Landwirtschaftliche Themen treiben mich immer wieder um - ist ja auch immer noch mein Beruf. In den letzten Monaten gab es immer wieder lautstarke Proteste der Bäuerinnen und Bauern gegen die herrschende Agrarpolitik. Ich habe großen Respekt vor der Leistung des ganzen Berufsstandes, teile aber auch nicht alle vorgetragene Kritik. Grüne und andere Vertreter*innen einer alternativen Agrarpolitik werden in diesen Zusammenhängen immer wieder mit angegriffen, sind aber fast nie für die kritisierten Entscheidungen mit verantwortlich.

Hier meine aktuelle Einordnung der agrarpolitischen Diskussion:

  1. Radikalisierung und Diffamierung sind keine Lösung. Die Bauernproteste der letzten Monate sind emotional verständlich, in der Sprache aber oft entglitten und qualifizierte Kritik wurde gleich mit verdammt. Die Entfremdung zwischen Erzeugern und Verbrauchern darf so nicht weitergehen. In Umfragen liegen landwirtschaftliche Berufe immer noch weit vorn in den Sympathiewerten.
  2. Agrarpolitik ist Gesellschaftspolitik und muss sich nach allen Seiten öffnen und mehr bewegen. Es macht keinen Sinn, die Bevölkerungsgruppen, die sich mehr und mehr für Ernährung, Landwirtschaft und Umwelt interessieren zu beschimpfen. Das sind die Kunden von morgen! Auch wenn sie den landwirtschaftlichen Profis heute noch naiv und besserwisserisch erscheinen, sie sind immer noch näher am Bauern als Billigkonsumenten.
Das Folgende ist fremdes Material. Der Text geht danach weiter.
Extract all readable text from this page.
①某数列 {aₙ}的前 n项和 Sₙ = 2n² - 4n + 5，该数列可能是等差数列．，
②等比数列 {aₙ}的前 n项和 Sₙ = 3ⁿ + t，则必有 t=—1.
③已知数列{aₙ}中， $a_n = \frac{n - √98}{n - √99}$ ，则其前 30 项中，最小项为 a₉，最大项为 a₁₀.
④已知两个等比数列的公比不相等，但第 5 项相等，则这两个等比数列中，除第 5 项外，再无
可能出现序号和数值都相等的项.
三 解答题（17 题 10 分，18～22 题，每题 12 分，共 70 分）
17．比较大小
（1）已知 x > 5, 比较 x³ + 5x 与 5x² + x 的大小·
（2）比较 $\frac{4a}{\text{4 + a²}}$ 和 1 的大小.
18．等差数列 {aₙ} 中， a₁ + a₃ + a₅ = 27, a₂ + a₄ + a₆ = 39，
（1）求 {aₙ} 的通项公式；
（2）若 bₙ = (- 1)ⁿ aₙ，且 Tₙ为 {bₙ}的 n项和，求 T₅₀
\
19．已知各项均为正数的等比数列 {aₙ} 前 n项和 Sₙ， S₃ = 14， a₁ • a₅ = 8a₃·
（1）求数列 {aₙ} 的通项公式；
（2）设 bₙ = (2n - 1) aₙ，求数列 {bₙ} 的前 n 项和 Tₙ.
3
  3. Hauptkritikpunkt der Proteste aus der Landwirtschaft war in den letzten Monaten die Düngeverordnung. Mehrere Bundesregierungen mit ihren CDU- oder CSU-geführten Landwirtschaftministerien haben mit Unterstützung der Bauernverbände die Umsetzung von EU-Recht über Jahre vermieden. Das Problem der Nitratbelastungen ist real, das sagen alle Wasserversorger. Jetzt droht die EU-Kommission mit drastischen Strafzahlungen. Eine stärkere Differenzierung der Messungen und Maßnahmen in den betroffenen Gebieten ist möglich, wenn es das EU-Recht zulässt, kann aber auch weitere Betriebe belasten. Wir können aber auch nicht so lange messen, bis uns die Ergebniswerte passen. Die angestrebten Binnendifferenzierungen ändern daran auch nichts.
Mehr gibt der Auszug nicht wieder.